La violenza si sarebbe concentrata soprattutto contro un ragazzo di 16 anni, trovato a terra dal fratello mentre tre o quattro uomini continuavano a colpirlo. Il giovane avrebbe riportato una frattura scomposta della teca cranica e un’emorragia intracranica, finendo ricoverato in rianimazione in coma farmacologico e in pericolo di vita.

Un’altra persona coinvolta nell’aggressione ha riportato fratture alla mano e all’avambraccio, ferite alla testa, trauma cranico ed ematoma subdurale, con una prognosi di 40 giorni. Altre persone hanno riportato traumi e ferite. Anche uno degli aggressori sarebbe rimasto ferito ed è stato denunciato a piede libero.

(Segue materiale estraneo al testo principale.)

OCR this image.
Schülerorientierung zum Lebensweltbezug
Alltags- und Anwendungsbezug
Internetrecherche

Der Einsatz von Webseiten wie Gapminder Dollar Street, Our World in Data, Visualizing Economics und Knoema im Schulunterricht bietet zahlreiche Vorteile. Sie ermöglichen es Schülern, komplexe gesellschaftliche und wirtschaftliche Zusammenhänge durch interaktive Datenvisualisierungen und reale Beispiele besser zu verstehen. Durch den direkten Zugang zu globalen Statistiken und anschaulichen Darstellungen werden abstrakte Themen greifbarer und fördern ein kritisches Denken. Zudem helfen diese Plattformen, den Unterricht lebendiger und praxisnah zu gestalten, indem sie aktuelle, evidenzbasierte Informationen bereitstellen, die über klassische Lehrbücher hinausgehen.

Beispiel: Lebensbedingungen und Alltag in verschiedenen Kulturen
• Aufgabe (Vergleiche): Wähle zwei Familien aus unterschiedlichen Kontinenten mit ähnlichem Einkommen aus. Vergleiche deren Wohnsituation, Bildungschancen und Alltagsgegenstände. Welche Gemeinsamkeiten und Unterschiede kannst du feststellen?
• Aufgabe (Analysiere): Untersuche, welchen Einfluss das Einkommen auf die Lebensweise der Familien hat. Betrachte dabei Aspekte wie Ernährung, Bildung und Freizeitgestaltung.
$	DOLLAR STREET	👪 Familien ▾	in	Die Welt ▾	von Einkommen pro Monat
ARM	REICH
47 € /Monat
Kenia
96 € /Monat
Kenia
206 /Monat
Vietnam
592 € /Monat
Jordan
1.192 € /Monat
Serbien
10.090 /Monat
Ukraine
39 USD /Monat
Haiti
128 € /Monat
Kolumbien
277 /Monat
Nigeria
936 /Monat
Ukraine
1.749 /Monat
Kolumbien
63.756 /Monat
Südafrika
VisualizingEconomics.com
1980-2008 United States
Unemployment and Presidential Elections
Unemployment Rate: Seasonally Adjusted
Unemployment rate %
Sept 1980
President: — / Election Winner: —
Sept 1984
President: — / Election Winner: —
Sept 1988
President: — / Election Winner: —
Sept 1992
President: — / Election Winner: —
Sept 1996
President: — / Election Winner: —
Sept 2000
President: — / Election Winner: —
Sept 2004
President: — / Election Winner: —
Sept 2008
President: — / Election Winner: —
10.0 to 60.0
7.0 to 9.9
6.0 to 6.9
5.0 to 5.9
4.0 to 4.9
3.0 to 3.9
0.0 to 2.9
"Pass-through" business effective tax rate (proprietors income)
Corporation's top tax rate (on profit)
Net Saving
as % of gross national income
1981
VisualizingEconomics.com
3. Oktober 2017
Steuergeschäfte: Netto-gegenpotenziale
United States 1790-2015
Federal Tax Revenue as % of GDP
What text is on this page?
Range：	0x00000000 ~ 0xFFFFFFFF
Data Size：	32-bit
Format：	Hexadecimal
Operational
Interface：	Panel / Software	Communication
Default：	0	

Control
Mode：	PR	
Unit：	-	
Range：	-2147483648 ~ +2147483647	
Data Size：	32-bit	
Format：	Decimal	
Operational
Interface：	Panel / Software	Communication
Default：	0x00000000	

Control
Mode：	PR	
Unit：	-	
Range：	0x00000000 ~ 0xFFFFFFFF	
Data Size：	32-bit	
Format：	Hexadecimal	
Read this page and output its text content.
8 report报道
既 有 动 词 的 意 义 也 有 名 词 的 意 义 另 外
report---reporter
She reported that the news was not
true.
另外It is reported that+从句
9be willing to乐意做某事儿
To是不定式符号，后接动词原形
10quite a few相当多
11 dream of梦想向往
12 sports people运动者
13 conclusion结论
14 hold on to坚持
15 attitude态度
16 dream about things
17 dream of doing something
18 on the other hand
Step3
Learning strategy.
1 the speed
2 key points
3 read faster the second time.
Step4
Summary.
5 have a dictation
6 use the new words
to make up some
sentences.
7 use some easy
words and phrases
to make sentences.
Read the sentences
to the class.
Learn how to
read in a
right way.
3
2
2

A ricostruire la dinamica sono stati anche i filmati registrati da alcuni cittadini e le successive individuazioni fotografiche. Nei video analizzati dai carabinieri comparirebbero almeno sei uomini armati: uno con un bastone, un altro con una mazza rossa mentre si dirige verso il sedicenne e lo colpisce anche quando è già a terra. Altri soggetti avrebbero impugnato bastoni e una mazza da cricket sporca di sangue. Una bottiglia di vetro sarebbe stata inoltre lanciata contro il locale.

La vicenda, secondo il gip, non si sarebbe fermata all’aggressione. Quando la famiglia avrebbe manifestato l’intenzione di denunciare, sarebbe arrivata una minaccia: «Ti spacchiamo il locale». Un elemento che il giudice ha ritenuto rilevante per il rischio di inquinamento probatorio, considerando concreto il pericolo che vittime e testimoni potessero essere intimiditi o indotti a ritrattare.

Per il gip, dunque, non si sarebbe trattato di una semplice rissa degenerata, ma di un’aggressione organizzata. Nell’ordinanza viene sottolineato il carattere «punitivo» della spedizione e l’«unilateralità dell’iniziativa lesiva». Il giudice riconosce inoltre la premeditazione, evidenziando il tempo trascorso dalla colluttazione del 10 agosto e il fatto che gli uomini sarebbero arrivati già armati.

Esclusa, invece, l’aggravante dei futili motivi: secondo il gip, la causa scatenante non sarebbe stata semplicemente la questione dei rifiuti, ma le lesioni subite dal gruppo il giorno precedente. Una reazione che il giudice definisce comunque «grandemente sproporzionata».

I primi tre arresti erano scattati il 23 agosto: si tratta di due disoccupati di 27 e 23 anni, incensurati, e di un operaio di 28 anni con precedenti di polizia per rapina. Il 31 agosto è stato invece rintracciato un autotrasportatore di 31 anni, con precedenti per violenza privata e danneggiamento.

Tutti e quattro si trovano nel carcere di Bergamo. Altri due indagati risultano irreperibili e sono ricercati. Per il gip, la «notevolissima gravità delle violenze» e la «spiccata pericolosità soggettiva dei protagonisti» rendono la custodia cautelare in carcere «l’unico presidio proporzionato ai fatti e adeguato a fronteggiare le esigenze cautelari».